Image 2 of 2 The serves up endless looping options for guitarists and even DJs. You turn the ‘dry out’ fader up so you can hear yourself, hit record and start playing.

Rather than list the additional functions, let’s imagine a possible looper session using just one guitar. Using the feet to start, stop and otherwise control the makes for a far more seamless investigation of it’s surprising depths, and is also essential for the whole ‘be your own band’ bit.

Electro-Harmonix Super Multi-Track Looper review | MusicRadar

E-H have solved the problems of click tracks, automatically making neat loops, mixing parts after they’re recorded, storage and recall, and they’ve elfctro-harmonix included MIDI Clock send and receive with song position pointers and outgoing start and stop commands tooso you can incorporate the live looping thing into a backing track or click track scenario.


It is the brain, and is all about fingers and sports eleven neat little buttons along with seven sliders and nine little pots.

The controls are seamless, and the smoothness of the sound just as satisfying.
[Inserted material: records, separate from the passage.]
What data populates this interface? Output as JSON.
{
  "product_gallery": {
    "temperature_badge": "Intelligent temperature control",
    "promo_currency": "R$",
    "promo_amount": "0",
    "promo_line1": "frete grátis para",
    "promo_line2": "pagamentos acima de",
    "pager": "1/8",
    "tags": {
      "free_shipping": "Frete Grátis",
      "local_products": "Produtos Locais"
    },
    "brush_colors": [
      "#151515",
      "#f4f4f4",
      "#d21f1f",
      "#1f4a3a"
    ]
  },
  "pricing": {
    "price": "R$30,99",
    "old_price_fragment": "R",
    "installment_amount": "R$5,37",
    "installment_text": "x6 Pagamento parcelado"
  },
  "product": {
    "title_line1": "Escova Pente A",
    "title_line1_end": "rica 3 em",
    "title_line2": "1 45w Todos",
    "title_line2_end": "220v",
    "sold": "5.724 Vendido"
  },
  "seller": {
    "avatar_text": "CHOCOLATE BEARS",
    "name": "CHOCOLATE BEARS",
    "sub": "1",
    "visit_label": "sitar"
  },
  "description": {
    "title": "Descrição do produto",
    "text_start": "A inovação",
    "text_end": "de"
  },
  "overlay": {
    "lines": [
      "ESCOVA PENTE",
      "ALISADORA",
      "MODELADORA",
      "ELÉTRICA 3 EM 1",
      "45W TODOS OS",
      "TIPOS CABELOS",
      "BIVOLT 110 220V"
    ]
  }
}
E-H make some kick-ass pedals – most dlectro-harmonix which are analogue and owe much to their powers eelectro-harmonix distortion. Then we head off to a gig with all that night’s loops stored on their own flash memory cards – some of which are actually full stereo CD quality backing tracks. Of course the can slot into lots of different places in your set-up.

And obviously the can just sit over the mix bus of your desk or outputs of your DAW, so any sound you’re capable of making is fair game for a bit of looping.

What you previously recorded will not go away – you simply add another sound on top of it. Next to these first four tracks is a fifth mixdown track to which you can mix down the contents of the first four tracks – complete with volume and pan changes. Then we move to track 2 and record some funky rhythm chords.

Or even better, a whole bunch of themselveses. This is the basic operation of the – but there’s a lot more.


Once you’ve mixed down, you can record a whole bunch of new stuff on tracks 1 to 4 that will play back alongside your mixdown. The has four ‘tracks’ upon which to lay your loops. In use Within a couple of minutes we had a rocking loop of about ten guitarists going – some going backwards and some playing at double speed!